The District Attorney’s Office has more than twice the funding as the Public Defender’s Office, which provides criminal defense attorneys for Silicon Valley’s poor and indigent residents. Supervisors approved a $90 million net appropriation for the public defender’s office this fiscal year, according to county budget documents. The public defender’s office took another hit of 10 slashed positions after this month’s mid-year budget update.
“I am confident that justice and public safety is a top priority for our board of supervisors, and even as they face difficult budget decisions they will continue to invest to ensure the criminal legal system delivers fair outcomes and works for all communities,” Public Defender Damon Silver told San José Spotlight. “It’s both moral and makes fiscal sense.”
Rosen touted a number of achievements by his prosecutors that he warned might not be possible under a drastically reduced budget.

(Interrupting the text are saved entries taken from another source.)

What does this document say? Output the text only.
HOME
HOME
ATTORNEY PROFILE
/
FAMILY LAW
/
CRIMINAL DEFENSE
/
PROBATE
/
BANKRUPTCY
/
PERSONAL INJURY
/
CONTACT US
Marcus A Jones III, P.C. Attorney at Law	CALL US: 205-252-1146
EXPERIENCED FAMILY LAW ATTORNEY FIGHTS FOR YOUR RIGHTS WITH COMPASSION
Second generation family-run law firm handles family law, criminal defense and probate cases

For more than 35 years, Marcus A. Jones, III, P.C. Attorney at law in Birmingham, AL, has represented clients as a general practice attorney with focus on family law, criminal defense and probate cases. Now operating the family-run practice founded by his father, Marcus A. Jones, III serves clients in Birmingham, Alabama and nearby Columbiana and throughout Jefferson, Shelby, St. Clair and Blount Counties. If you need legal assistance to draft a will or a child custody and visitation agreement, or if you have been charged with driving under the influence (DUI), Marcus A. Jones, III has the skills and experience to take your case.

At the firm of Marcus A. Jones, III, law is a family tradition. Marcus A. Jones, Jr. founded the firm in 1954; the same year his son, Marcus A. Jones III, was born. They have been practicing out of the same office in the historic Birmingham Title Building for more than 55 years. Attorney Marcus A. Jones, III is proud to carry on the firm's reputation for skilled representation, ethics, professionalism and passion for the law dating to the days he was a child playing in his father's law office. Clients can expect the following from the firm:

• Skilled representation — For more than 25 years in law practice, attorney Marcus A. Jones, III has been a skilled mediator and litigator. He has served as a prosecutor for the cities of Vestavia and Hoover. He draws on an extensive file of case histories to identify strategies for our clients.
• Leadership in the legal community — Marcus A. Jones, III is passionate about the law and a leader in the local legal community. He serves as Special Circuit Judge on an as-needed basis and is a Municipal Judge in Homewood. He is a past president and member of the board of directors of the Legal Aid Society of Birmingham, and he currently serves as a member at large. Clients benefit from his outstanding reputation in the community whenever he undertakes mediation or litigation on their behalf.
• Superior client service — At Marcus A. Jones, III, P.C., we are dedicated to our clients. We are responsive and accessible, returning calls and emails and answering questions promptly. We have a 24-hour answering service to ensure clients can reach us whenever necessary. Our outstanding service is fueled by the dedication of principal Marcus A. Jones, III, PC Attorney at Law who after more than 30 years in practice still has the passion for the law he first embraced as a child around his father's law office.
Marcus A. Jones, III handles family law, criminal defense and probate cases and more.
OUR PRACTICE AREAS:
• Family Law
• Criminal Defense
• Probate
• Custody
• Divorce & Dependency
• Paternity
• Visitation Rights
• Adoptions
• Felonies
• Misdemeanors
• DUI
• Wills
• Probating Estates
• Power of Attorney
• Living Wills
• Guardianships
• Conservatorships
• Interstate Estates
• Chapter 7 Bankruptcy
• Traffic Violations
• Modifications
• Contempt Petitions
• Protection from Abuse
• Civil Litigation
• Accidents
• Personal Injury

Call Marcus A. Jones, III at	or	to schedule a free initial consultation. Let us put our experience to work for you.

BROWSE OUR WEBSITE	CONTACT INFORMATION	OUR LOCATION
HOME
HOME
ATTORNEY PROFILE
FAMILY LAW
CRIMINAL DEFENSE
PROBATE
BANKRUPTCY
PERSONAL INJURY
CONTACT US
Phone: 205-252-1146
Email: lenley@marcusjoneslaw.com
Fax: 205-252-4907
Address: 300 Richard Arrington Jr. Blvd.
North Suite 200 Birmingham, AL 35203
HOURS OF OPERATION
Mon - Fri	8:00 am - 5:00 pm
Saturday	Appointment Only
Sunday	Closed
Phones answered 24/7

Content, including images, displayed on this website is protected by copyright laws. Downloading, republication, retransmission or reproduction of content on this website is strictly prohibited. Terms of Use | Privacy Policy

He pointed to one prosecutor on his team assigned to domestic violence cases, Rachel Westcoat, who achieved a guilty verdict despite the victim refusing to testify in court. He said his office’s team that handles sexual assault cases conducted a record 42 jury trials last year, with a more than 90% conviction rate. His office last year also secured what’s believed to be the first conviction of a transgender domestic violence homicide in the county’s history, when a man was sentenced 15 years to life for the murder of 24-year-old drag performer Natalia Smüt Lopez in 2021.
“How much was Natalia Lopez’s life worth?” Rosen said, with Lopez’s family watching from the audience.
He added the cuts he’s expected to make will have tangible, negative and even “dire” consequences for the public safety of every county resident.
“Will people get hurt? Will they be killed? Will criminals go free? I don’t know. Hyperbole is not what’s needed,” Rosen said. “What’s needed is a clear-headed analysis of what this community wants and what it needs. This is my analysis in one sentence: None of Santa Clara County’s amenities — parks, pools, schools, roads, sewers and hospitals — are worth a dollar if the people who live here are not safe from crime.”
Recent years have especially strained Rosen’s relationship with the Board of Supervisors. Last year, county leaders successfully asked voters to approve a five-eighths-cent sales tax increase to protect their public hospital system — now Northern California’s second largest — from unprecedented federal spending cuts. Rosen endorsed the measure only after saying he gained assurances his department would see some of the $330 million revenue. County Executive James Williams later publicly stated his plan to recommend the full allocation of the money to the hospitals — prompting Rosen to publicly threaten an investigation.
“Are we better than other county employees? No. Of course not. All public servants have my respect and admiration,” Rosen said. “But these are objective financial decisions with real world effects. I think we should all be looking at the consequences as we make these decisions.”
District 4 Supervisor Susan Ellenberg said every county department will have to make tough choices this year.
“I hope that the district attorney, like all of our department heads, will find ways to create systems of prioritization that allows him to continue doing most of the vital work of his office,” Ellenberg told San José Spotlight. “None of us this year will be able to do all the things we want to do and truthfully we will all be a little worse off for it.”